As the vasanas continue to go off as the rising energies continue to smoke us out, I find conditioned behavior arising that alarms me, that I need to stop.
The current pattern of conditioned behavior I’m observing is self-righteousness.
This is one that I have to be clear of, the sooner the better. But it runs very deep and is deeply protective.
I’ve told the story many times. If you were wrong in my family, that could get you a slap – the lesson being that you needed to be right, to be more careful in determining whether you were right or not, and … I can almost hear my Dad thinking … “to not endanger the crew.”
So there was survival value in being right, which makes it melt into what Werner Erhard called “the background of obviousness.” Wanting to avoid a slap (wanting to survive) is so obvious and universal that one may not see the pattern of being right that results from it as anything unusual.
But as the twig is bent, the tree inclines.

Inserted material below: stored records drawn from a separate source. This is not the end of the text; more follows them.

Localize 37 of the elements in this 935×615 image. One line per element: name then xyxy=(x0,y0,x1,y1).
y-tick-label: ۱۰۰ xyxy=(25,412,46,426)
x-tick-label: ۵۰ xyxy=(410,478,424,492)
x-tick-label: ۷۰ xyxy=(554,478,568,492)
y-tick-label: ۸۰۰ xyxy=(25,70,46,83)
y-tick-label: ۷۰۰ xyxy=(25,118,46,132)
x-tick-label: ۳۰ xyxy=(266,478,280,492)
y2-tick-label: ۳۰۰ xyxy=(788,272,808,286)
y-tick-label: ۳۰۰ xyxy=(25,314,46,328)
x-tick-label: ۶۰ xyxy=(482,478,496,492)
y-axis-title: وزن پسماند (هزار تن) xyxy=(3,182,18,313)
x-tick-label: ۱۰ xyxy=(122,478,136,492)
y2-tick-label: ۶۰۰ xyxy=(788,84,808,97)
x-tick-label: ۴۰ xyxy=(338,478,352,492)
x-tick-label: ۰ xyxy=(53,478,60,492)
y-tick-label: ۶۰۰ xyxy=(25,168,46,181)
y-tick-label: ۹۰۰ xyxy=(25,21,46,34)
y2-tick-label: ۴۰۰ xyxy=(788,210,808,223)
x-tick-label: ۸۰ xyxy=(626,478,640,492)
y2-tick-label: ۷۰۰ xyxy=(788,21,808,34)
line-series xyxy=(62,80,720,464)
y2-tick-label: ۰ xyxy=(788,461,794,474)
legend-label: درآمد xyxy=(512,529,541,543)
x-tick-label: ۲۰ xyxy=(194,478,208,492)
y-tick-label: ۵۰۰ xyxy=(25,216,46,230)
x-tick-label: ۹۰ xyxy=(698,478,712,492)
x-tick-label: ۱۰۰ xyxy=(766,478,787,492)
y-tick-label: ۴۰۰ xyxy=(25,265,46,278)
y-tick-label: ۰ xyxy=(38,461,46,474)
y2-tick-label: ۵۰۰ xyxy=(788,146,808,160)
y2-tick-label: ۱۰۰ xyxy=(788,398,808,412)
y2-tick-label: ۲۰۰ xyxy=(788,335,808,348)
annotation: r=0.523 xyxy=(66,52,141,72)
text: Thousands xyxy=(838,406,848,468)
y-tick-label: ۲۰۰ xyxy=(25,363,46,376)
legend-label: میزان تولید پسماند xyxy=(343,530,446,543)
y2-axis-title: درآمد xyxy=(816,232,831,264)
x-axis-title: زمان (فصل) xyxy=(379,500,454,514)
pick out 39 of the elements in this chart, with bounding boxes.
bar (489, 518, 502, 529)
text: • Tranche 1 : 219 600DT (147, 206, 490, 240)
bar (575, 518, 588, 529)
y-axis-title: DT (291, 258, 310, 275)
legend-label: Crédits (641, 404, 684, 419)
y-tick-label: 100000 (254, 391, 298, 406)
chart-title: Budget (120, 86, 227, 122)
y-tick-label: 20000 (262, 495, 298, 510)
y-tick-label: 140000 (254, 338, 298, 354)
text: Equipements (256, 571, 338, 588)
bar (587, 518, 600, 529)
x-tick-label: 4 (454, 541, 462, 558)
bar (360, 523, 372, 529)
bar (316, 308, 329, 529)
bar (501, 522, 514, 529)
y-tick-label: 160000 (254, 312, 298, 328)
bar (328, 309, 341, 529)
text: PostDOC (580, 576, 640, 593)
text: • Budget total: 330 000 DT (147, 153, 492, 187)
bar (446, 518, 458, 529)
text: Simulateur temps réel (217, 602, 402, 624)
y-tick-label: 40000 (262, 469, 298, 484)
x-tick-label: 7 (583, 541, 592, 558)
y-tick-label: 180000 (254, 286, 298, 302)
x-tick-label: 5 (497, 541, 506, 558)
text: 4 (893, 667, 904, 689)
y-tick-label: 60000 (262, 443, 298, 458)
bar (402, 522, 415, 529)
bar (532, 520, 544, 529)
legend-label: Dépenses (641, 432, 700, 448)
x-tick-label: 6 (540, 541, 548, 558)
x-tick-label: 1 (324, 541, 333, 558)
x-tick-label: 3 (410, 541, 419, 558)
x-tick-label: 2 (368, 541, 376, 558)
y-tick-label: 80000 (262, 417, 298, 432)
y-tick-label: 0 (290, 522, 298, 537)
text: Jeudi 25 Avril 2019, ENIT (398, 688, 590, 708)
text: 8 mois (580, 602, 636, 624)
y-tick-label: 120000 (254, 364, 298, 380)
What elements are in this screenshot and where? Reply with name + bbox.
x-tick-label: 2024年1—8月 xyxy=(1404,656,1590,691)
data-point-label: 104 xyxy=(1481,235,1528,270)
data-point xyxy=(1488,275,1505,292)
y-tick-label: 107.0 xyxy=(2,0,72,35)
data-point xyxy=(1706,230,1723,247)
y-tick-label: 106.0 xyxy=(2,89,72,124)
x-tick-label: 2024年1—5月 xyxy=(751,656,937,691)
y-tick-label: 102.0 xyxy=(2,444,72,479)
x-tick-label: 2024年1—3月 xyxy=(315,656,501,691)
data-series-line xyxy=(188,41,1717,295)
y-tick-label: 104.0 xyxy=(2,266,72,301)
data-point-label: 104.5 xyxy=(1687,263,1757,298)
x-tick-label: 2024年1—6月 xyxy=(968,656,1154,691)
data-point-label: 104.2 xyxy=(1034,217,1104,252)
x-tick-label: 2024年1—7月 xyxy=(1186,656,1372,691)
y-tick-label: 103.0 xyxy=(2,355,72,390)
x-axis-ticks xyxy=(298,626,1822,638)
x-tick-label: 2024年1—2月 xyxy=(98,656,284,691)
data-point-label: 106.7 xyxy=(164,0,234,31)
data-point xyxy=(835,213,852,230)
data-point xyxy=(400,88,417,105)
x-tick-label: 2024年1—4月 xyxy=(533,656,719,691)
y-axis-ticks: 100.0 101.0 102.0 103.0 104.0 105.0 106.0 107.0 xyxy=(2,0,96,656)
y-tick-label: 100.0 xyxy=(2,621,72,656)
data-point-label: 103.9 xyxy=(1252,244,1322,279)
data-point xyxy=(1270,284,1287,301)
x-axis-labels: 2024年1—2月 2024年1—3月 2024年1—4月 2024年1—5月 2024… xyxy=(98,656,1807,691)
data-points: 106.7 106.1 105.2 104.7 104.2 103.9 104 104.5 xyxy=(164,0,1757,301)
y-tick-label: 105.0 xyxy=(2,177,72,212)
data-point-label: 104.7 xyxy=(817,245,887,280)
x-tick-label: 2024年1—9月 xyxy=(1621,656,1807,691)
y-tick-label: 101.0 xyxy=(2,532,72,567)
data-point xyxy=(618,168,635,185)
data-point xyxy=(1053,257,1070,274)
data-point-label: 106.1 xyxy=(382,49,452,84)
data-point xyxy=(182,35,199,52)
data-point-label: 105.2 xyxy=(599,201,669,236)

A bent twig called “self-righteousness” yields an inclined trunk that automatically chooses excessive, alienating, and sometimes-rejecting behavior.
There are two ways we can be with our core issues or vasanas. One is to blow up and project them onto others. “You made me mad,” we say, which isn’t true and hides from us what may be really happening.
The other way is to name the unwanted feeling, seek the original incident behind it, and be with that incident till the traumatic memories associated with it complete themselves.
I call the first way of being – blowing up and projecting our vasanas onto the outside world – “Third Dimentia.” Truly it’s a warped and never-productive way of being and I just do it and do it and do it, unthinkingly, coming from unconscious awareness. (1) It’s various elements become habitual – judging, blaming, attacking, protecting.
I said some time ago that a friend is introducing me to being happy rather than being right. But apart from that friend’s help, there’s no other instructions in how to deal with our habitual behavior.
There’s no handbook on how to do the deep cleansing that we’re doing. The articles I wrote on vasanas I did by observing myself and borrowing from the few teachers who discuss the matter.
Aside from stopping the minute I feel irritated, I don’t know at this moment how I’ll put a stop to my troublesome behavior pattern.
Just on the way home from shopping, I saw myself again and again judging people on the bus, making someone wrong, getting irritated at what I deemed to be their mistaken behavior, etc.
It hasn’t escaped my attention that I’m still dealing with residue, fallout from my relationship with my Father. After all these years…. Unless I cleanse myself of it, I won’t be able to serve successfully.
Footnotes
(1) Werner Erhard used to distinguish between two states: unconscious and conscious awareness. The difference is similar in degree to that between ordinary and transformative love. Today we’d probably call the latter a higher-dimensional state. Most of us live in unconscious awareness, save for the occasional peak experience.